Battle of the Sith Lords
If you were around for the prequels, you remember how much Darth Maul got hyped up in the marketing for Episode I, only to get his ass beat by Obi-Wan and never return to the big screen (well, until Solo almost 20 years later). The character remained popular despite all this, and in 2010 Wii and PS2 licensed game specialists Red Fly were working on a Battle of the Sith Lords project that would let players control the dual-bladed lightsaber wielder in a combat-centered adventure that would bring him into conflict with numerous characters from the Expanded Universe.
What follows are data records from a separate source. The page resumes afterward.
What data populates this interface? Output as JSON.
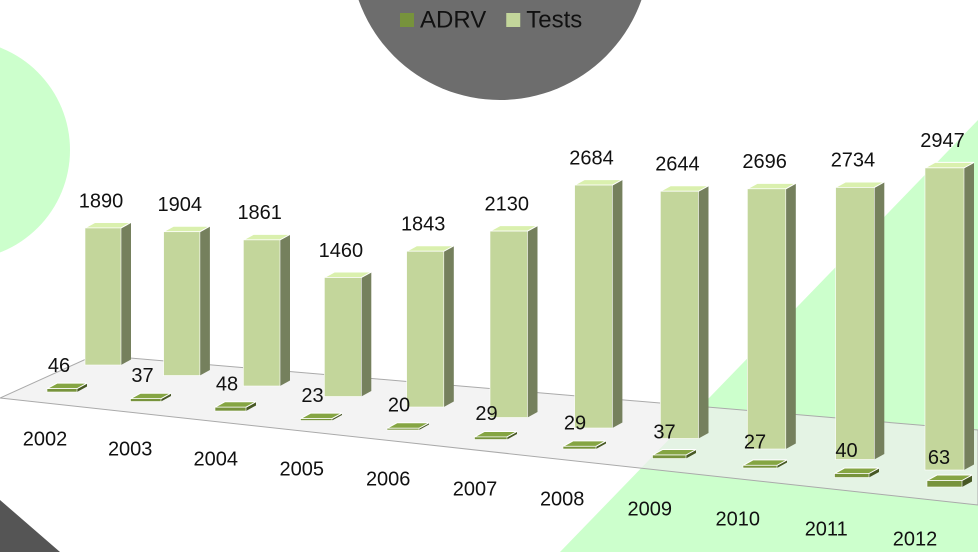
{
  "chart_data": {
    "type": "bar3d",
    "categories": [
      "2002",
      "2003",
      "2004",
      "2005",
      "2006",
      "2007",
      "2008",
      "2009",
      "2010",
      "2011",
      "2012"
    ],
    "series": [
      {
        "name": "ADRV",
        "color": "#77933c",
        "values": [
          46,
          37,
          48,
          23,
          20,
          29,
          29,
          37,
          27,
          40,
          63
        ]
      },
      {
        "name": "Tests",
        "color": "#c3d69b",
        "values": [
          1890,
          1904,
          1861,
          1460,
          1843,
          2130,
          2684,
          2644,
          2696,
          2734,
          2947
        ]
      }
    ],
    "legend": "top"
  }
}
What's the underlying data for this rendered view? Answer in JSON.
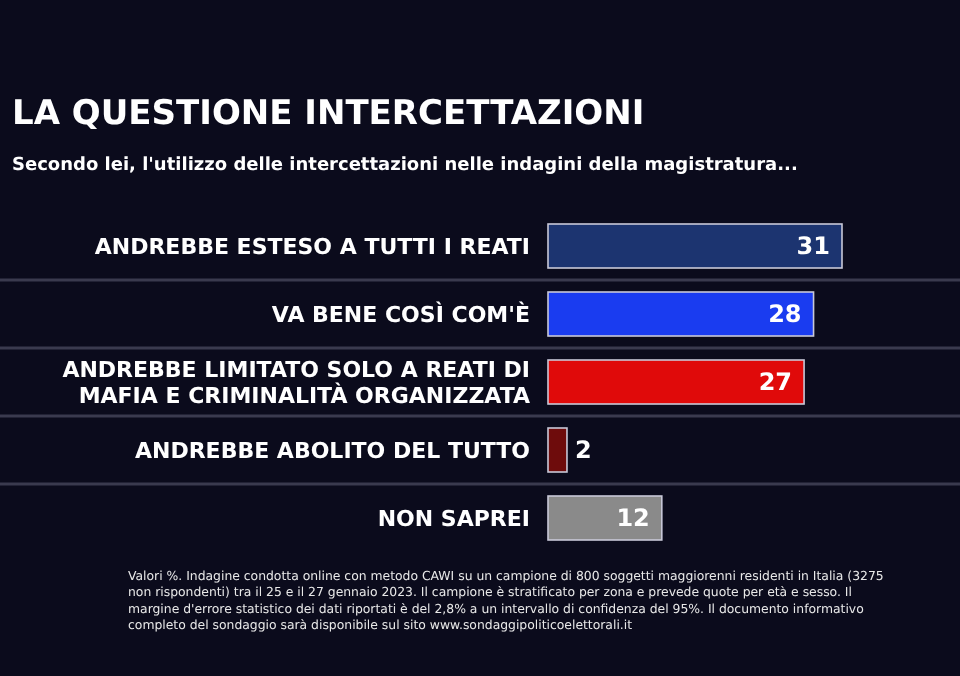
{
  "chart_data": {
    "type": "bar",
    "orientation": "horizontal",
    "title": "LA QUESTIONE INTERCETTAZIONI",
    "subtitle": "Secondo lei, l'utilizzo delle intercettazioni nelle indagini della magistratura...",
    "categories": [
      "ANDREBBE ESTESO A TUTTI I REATI",
      "VA BENE COSÌ COM'È",
      "ANDREBBE LIMITATO SOLO A REATI DI MAFIA E CRIMINALITÀ ORGANIZZATA",
      "ANDREBBE ABOLITO DEL TUTTO",
      "NON SAPREI"
    ],
    "values": [
      31,
      28,
      27,
      2,
      12
    ],
    "colors": [
      "#1c3470",
      "#1a3cf0",
      "#e00a0a",
      "#6e0c0c",
      "#8a8a8a"
    ],
    "data_labels": true,
    "grid": true,
    "annotations": [
      "Valori %. Indagine condotta online con metodo CAWI su un campione di 800 soggetti maggiorenni residenti in Italia (3275 non rispondenti) tra il 25 e il 27 gennaio 2023. Il campione è stratificato per zona e prevede quote per età e sesso. Il margine d'errore statistico dei dati riportati è del 2,8% a un intervallo di confidenza del 95%. Il documento informativo completo del sondaggio sarà disponibile sul sito www.sondaggipoliticoelettorali.it"
    ]
  }
}
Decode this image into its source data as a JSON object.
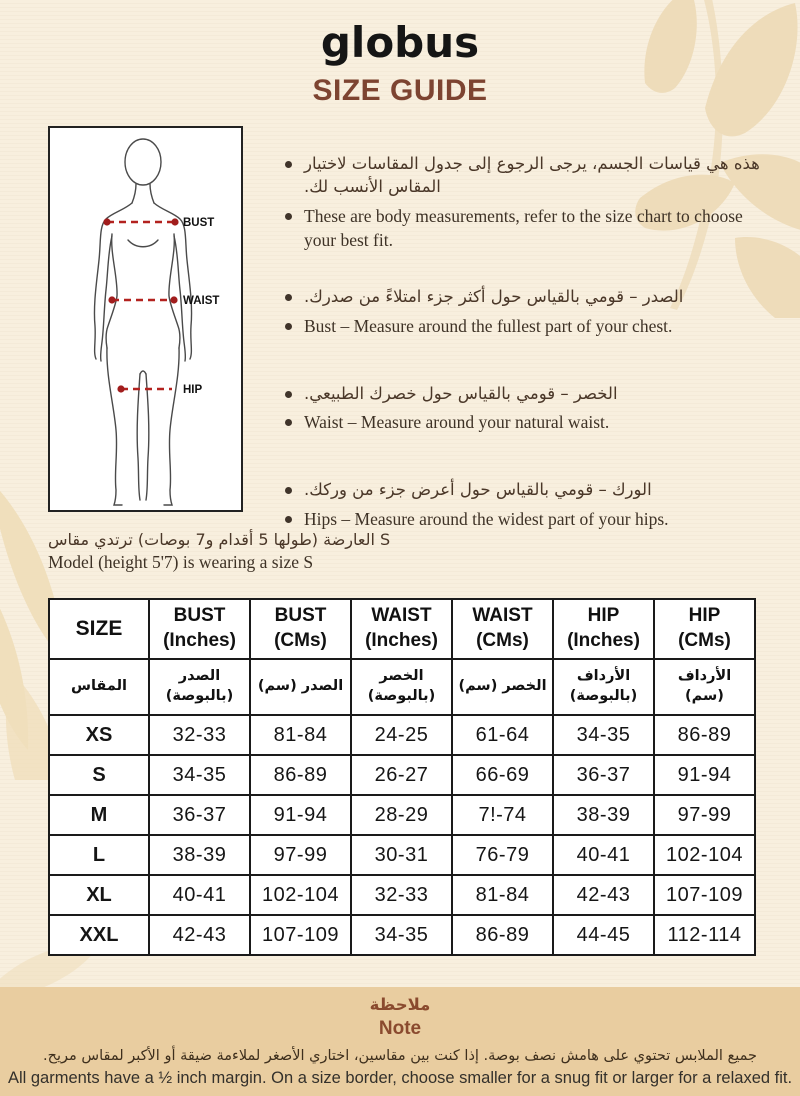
{
  "header": {
    "logo": "globus",
    "title": "SIZE GUIDE"
  },
  "diagram": {
    "bust_label": "BUST",
    "waist_label": "WAIST",
    "hip_label": "HIP"
  },
  "instructions": [
    {
      "ar": "هذه هي قياسات الجسم، يرجى الرجوع إلى جدول المقاسات لاختيار المقاس الأنسب لك.",
      "en": "These are body measurements, refer to the size chart to choose your best fit."
    },
    {
      "ar": "الصدر – قومي بالقياس حول أكثر جزء امتلاءً من صدرك.",
      "en": "Bust – Measure around the fullest part of your chest."
    },
    {
      "ar": "الخصر – قومي بالقياس حول خصرك الطبيعي.",
      "en": "Waist – Measure around your natural waist."
    },
    {
      "ar": "الورك – قومي بالقياس حول أعرض جزء من وركك.",
      "en": "Hips – Measure around the widest part of your hips."
    }
  ],
  "model_info": {
    "ar": "العارضة (طولها 5 أقدام و7 بوصات) ترتدي مقاس S",
    "en": "Model (height 5'7) is wearing a size S"
  },
  "size_table": {
    "headers_en": [
      "SIZE",
      "BUST\n(Inches)",
      "BUST\n(CMs)",
      "WAIST\n(Inches)",
      "WAIST\n(CMs)",
      "HIP\n(Inches)",
      "HIP\n(CMs)"
    ],
    "headers_ar": [
      "المقاس",
      "الصدر\n(بالبوصة)",
      "الصدر (سم)",
      "الخصر\n(بالبوصة)",
      "الخصر (سم)",
      "الأرداف\n(بالبوصة)",
      "الأرداف (سم)"
    ],
    "rows": [
      [
        "XS",
        "32-33",
        "81-84",
        "24-25",
        "61-64",
        "34-35",
        "86-89"
      ],
      [
        "S",
        "34-35",
        "86-89",
        "26-27",
        "66-69",
        "36-37",
        "91-94"
      ],
      [
        "M",
        "36-37",
        "91-94",
        "28-29",
        "7!-74",
        "38-39",
        "97-99"
      ],
      [
        "L",
        "38-39",
        "97-99",
        "30-31",
        "76-79",
        "40-41",
        "102-104"
      ],
      [
        "XL",
        "40-41",
        "102-104",
        "32-33",
        "81-84",
        "42-43",
        "107-109"
      ],
      [
        "XXL",
        "42-43",
        "107-109",
        "34-35",
        "86-89",
        "44-45",
        "112-114"
      ]
    ]
  },
  "note": {
    "title_ar": "ملاحظة",
    "title_en": "Note",
    "body_ar": "جميع الملابس تحتوي على هامش نصف بوصة. إذا كنت بين مقاسين، اختاري الأصغر لملاءمة ضيقة أو الأكبر لمقاس مريح.",
    "body_en": "All garments have a ½ inch margin. On a size border, choose smaller for a snug fit or larger for a relaxed fit."
  },
  "colors": {
    "background": "#f8efde",
    "title_brown": "#7d4431",
    "note_background": "#e9cda0",
    "note_heading": "#8a4a2e",
    "measure_red": "#b3221f",
    "leaf": "#eedcba",
    "text_dark": "#43362a"
  }
}
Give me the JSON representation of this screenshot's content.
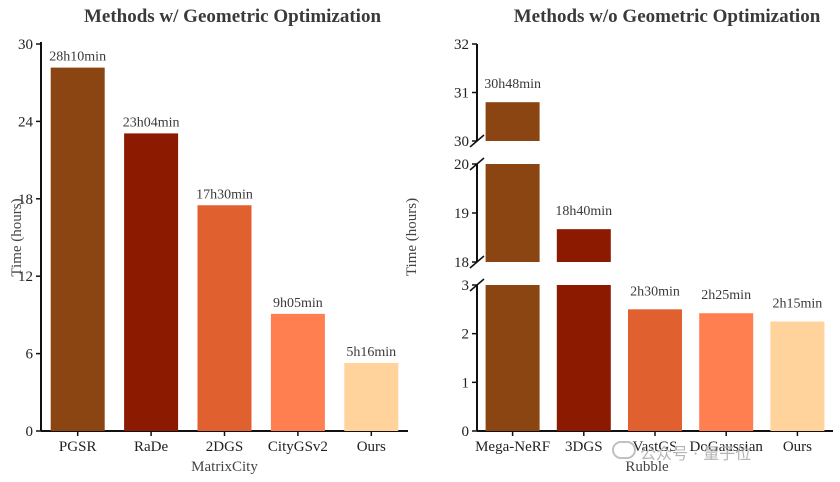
{
  "chart_data": [
    {
      "type": "bar",
      "title": "Methods w/ Geometric Optimization",
      "xlabel": "MatrixCity",
      "ylabel": "Time (hours)",
      "ylim": [
        0,
        30
      ],
      "yticks": [
        0,
        6,
        12,
        18,
        24,
        30
      ],
      "categories": [
        "PGSR",
        "RaDe",
        "2DGS",
        "CityGSv2",
        "Ours"
      ],
      "values": [
        28.17,
        23.07,
        17.5,
        9.08,
        5.27
      ],
      "labels": [
        "28h10min",
        "23h04min",
        "17h30min",
        "9h05min",
        "5h16min"
      ],
      "colors": [
        "#8B4513",
        "#8B1A00",
        "#E06030",
        "#FF7F50",
        "#FFD39B"
      ],
      "grid": false,
      "legend": "none"
    },
    {
      "type": "bar",
      "title": "Methods w/o Geometric Optimization",
      "xlabel": "Rubble",
      "ylabel": "Time (hours)",
      "broken_axis": [
        [
          0,
          3
        ],
        [
          18,
          20
        ],
        [
          30,
          32
        ]
      ],
      "yticks": [
        0,
        1,
        2,
        3,
        18,
        19,
        20,
        30,
        31,
        32
      ],
      "categories": [
        "Mega-NeRF",
        "3DGS",
        "VastGS",
        "DoGaussian",
        "Ours"
      ],
      "values": [
        30.8,
        18.67,
        2.5,
        2.42,
        2.25
      ],
      "labels": [
        "30h48min",
        "18h40min",
        "2h30min",
        "2h25min",
        "2h15min"
      ],
      "colors": [
        "#8B4513",
        "#8B1A00",
        "#E06030",
        "#FF7F50",
        "#FFD39B"
      ],
      "grid": false,
      "legend": "none"
    }
  ],
  "watermark": {
    "icon": "wechat-icon",
    "text": "公众号 · 量子位"
  }
}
The project was shuttered after Disney’s purchase of Lucasfilm.
Untitled Chewbacca Game
The massive Wookiee is one of the series’ most beloved – and long-lived – characters, so it’s unsurprising that plans were in place to give Chewbacca his own video game in the early 2000s. Developed in-house at LucasArts, the title was to take place in the gap between the prequels and the original trilogy, following the hairy hero on his home planet of Kashyyyk and his introduction to Han Solo. Allegedly this one was canned due to a directive from the top – George Lucas himself didn’t want to see a game with Chewie in the lead. The team who was working on it went on to produce The Force Unleashed.
Star Wars: Outpost
For a while, the hot trend in casual games was clones of Farmville, letting players engage in simplified SimCity-esque management of farms, villages, et cetera. Before the shutdown of LucasArts, their Singapore studio had allegedly nearly completed Star Wars: Outpost for iOS. Information leaked from studio employees indicated that it would have been significantly more strategy-heavy than its casual counterparts, with dozens of different structures and the ability to make and break alliances with fellow players. The leaker referenced EVE Online as a comparison point, which is a pretty ambitious thing for a mobile game.
Project Orca
Orca was an ambitious open-world Star Wars experience from EA’s Vancouver studio – the team that brought you a metric ton of EA Sports games as well as the much-missed SSX series and Def Jam: Fight for NY. Stepping outside of their comfort zone, “Orca” was built on the bones of the shuttered “Ragtag” game, but where that title was a linear, story-driven experience, “Orca” was intended to be a sprawling open-world (or open-universe) AAA title that would cast players as a bounty hunter who could ally with multiple different factions and take missions across the galaxy. EA wasn’t comfortable with the proposed development time, believing they needed something quicker and cheaper to hit the market, so the game was cancelled.